The pressure generated 100 ms after the onset of an occluded inspiratory effort (P0.1) is advocated and used as a measure of respiratory centre drive. We have re-examined P0.1, measured simultaneously in the mouth (Pmo0.1) and the oesophagus (Poes0.1), during carbon dioxide rebreathing, in eight patients with severe chronic obstructive pulmonary disease, to see whether either indicates central respiratory drive. Pmo0.1 was identical to Poes0.1 in 4 out of 61, greater than Poes0.1 in 18 out of 61, and less than Poes0.1 in 39 out of 61 measurements (overall Poes0.1-Pmo0.1, median +0.075, range -0.175 to +1.01 kPa). Within a rebreathing run in an individual patient, there was considerable variability in the relationship Pmo0.1/Poes0.1 (0.89 +/- 0.24), coefficient of variation (CoV%) 14.4 +/- 3.7%), in the end-expiratory oesophageal pressure (0.7 +/- 0.54 kPa, CoV% 105 +/- 106%), and in the time delay between the onset of a fall in oesophageal pressure (Poes) from the end-expiratory level to the beginning of inspiration, defined as starting when mouth pressure (Pmo) fell below atmospheric pressure (129 +/- 25 ms, CoV% 22.5 +/- 5.3%). We conclude that the problem of determining the true onset of inspiratory muscle activity from pressure data, and the likelihood that breaths are taken from different lung volumes, make it unlikely that Poes0.1 accurately represents central respiratory drive during rebreathing in chronic obstructive pulmonary disease.
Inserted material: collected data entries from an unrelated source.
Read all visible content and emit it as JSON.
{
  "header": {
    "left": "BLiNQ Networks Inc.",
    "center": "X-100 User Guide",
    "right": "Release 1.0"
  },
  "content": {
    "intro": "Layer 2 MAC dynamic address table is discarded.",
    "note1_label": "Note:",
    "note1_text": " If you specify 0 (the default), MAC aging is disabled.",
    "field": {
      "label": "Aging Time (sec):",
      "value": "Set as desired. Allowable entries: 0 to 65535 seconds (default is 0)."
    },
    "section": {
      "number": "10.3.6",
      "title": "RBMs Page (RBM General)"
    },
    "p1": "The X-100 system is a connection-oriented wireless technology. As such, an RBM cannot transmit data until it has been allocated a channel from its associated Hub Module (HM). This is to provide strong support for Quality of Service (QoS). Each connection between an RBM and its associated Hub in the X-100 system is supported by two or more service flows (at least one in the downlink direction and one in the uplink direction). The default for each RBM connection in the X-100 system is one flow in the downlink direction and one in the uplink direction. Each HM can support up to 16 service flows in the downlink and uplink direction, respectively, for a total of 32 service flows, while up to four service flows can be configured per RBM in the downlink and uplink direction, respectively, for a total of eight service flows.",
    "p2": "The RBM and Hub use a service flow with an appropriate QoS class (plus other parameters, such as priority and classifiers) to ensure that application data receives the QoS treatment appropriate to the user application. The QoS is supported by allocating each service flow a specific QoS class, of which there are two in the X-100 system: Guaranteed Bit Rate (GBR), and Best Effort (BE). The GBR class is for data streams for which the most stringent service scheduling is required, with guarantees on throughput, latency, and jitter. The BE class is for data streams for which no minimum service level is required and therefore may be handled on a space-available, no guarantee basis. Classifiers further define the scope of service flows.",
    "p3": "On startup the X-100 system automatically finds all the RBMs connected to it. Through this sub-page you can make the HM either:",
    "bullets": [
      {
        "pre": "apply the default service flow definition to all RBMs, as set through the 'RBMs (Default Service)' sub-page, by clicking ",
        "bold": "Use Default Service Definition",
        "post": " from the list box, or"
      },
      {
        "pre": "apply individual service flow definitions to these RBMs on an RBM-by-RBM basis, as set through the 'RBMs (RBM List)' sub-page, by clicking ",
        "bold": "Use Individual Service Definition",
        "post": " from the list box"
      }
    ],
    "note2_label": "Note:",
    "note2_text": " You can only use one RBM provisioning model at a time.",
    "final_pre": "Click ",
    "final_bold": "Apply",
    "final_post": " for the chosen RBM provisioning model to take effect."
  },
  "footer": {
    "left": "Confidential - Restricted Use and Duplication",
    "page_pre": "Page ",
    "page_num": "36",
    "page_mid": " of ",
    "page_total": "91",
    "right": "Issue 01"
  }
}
Furthermore, Pmo0.1 differed from Poes0.1 during rebreathing, and their relationship was not constant, so that Pmo0.1 is even less likely to be a useful reflection of central nervous system output or respiratory centre drive in such patients.

摘要

在吸气努力受阻开始后100毫秒产生的压力(P0.1)被提倡并用作呼吸中枢驱动的一种测量指标。我们重新研究了在8例重度慢性阻塞性肺疾病患者进行二氧化碳再呼吸期间,同时在口腔(Pmo0.1)和食管(Poes0.1)测量的P0.1,以查看二者是否能表明中枢呼吸驱动。在61次测量中,有4次Pmo0.1与Poes0.1相同,18次Pmo0.1大于Poes0.1,39次Pmo0.1小于Poes0.1(总体Poes0.1 - Pmo0.1,中位数 +0.075,范围 -0.175至 +1.01千帕)。在个体患者的一次再呼吸过程中,Pmo0.1/Poes0.1的关系(0.89±0.24)、变异系数(CoV% 14.4±3.7%)、呼气末食管压力(0.7±0.54千帕,CoV% 105±106%)以及从呼气末水平食管压力(Poes)下降开始到吸气开始的时间延迟(定义为口腔压力(Pmo)降至大气压以下时开始,为129±25毫秒,CoV% 22.5±5.3%)都存在相当大的变异性。我们得出结论,从压力数据确定吸气肌活动真正开始的问题,以及呼吸可能来自不同肺容积的可能性,使得Poes0.1在慢性阻塞性肺疾病再呼吸期间不太可能准确代表中枢呼吸驱动。此外,再呼吸期间Pmo0.1与Poes0.1不同,且它们的关系并不恒定,因此Pmo0.1更不太可能是此类患者中枢神经系统输出或呼吸中枢驱动的有用反映。